- Edited
Around a year ago, I posted a question about using the SDK for human pose estimation (multiple persons). At that time, the answer was that multipose is not feasible. Since then, there are some new developments that give me hope, at least for our modest application. Here are some experiences from revisiting the topic.
- The Pi 5 is significantly faster than the Pi 4, which I'd used previously. It may be possible to use the OAK to detect persons and get distances, plus feed a subset of the same images to a neural net on the Pi 5 and somehow merge the results (yes, of course timing will degrade the fusion).

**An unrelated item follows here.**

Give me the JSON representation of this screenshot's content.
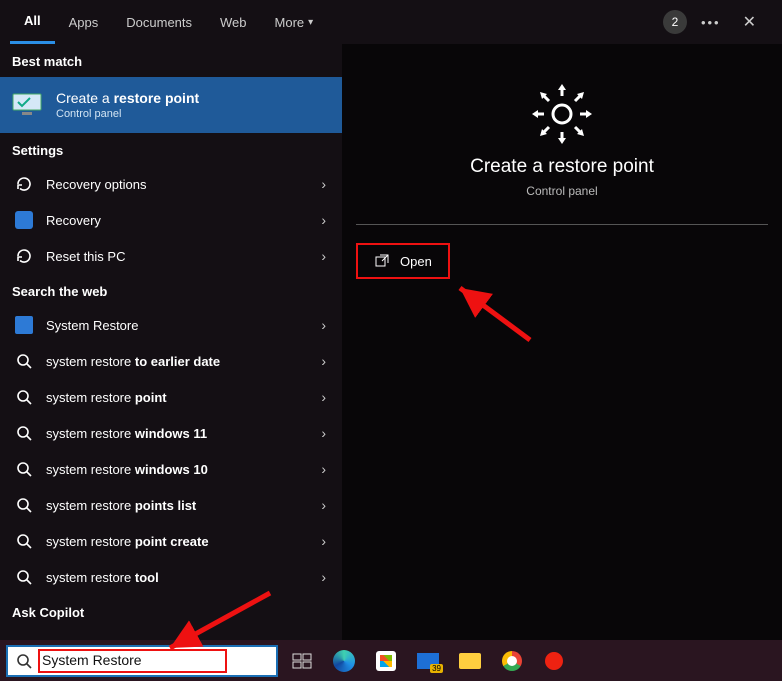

- Ultralytics has a Yolo pose estimation, which works for multiple persons. The quality isn't as good as the previous models I tried with DepthAI, but it might be good enough. I experimented with the Yolo 11 model on the Pi 5 and it consumed CPU between a third and half second for preprocess plus inference. Not great, but perhaps my application can still use this coarse sampling. I also tried their Yolo v8 pose model - it should be able to run on the OAK, yes? The model/net size appears to be 348x640. Update: I downsized model to 192x320 and got around 9 fps, with almost the same quality of pose estimation, and with multipose.
- OpenVino has a new API (2.0), and I couldn't get things working on the Pi 5; at least it's not obvious how to make Zoo models work with the new API. The way the Pi 5 is set up, it would be difficult to retrofit to a previous level of support. I did try geaxgx/openvino_movenet_multipose again, and after some fiddling to get the new 2.0 API calls in place, it ran on my Intel desktop; however it failed to run on the Pi 5 (with no crash, just silently not classifying images). I don't have any idea how to debug this. I think the openvino multipose is better than Yolo, if it could work.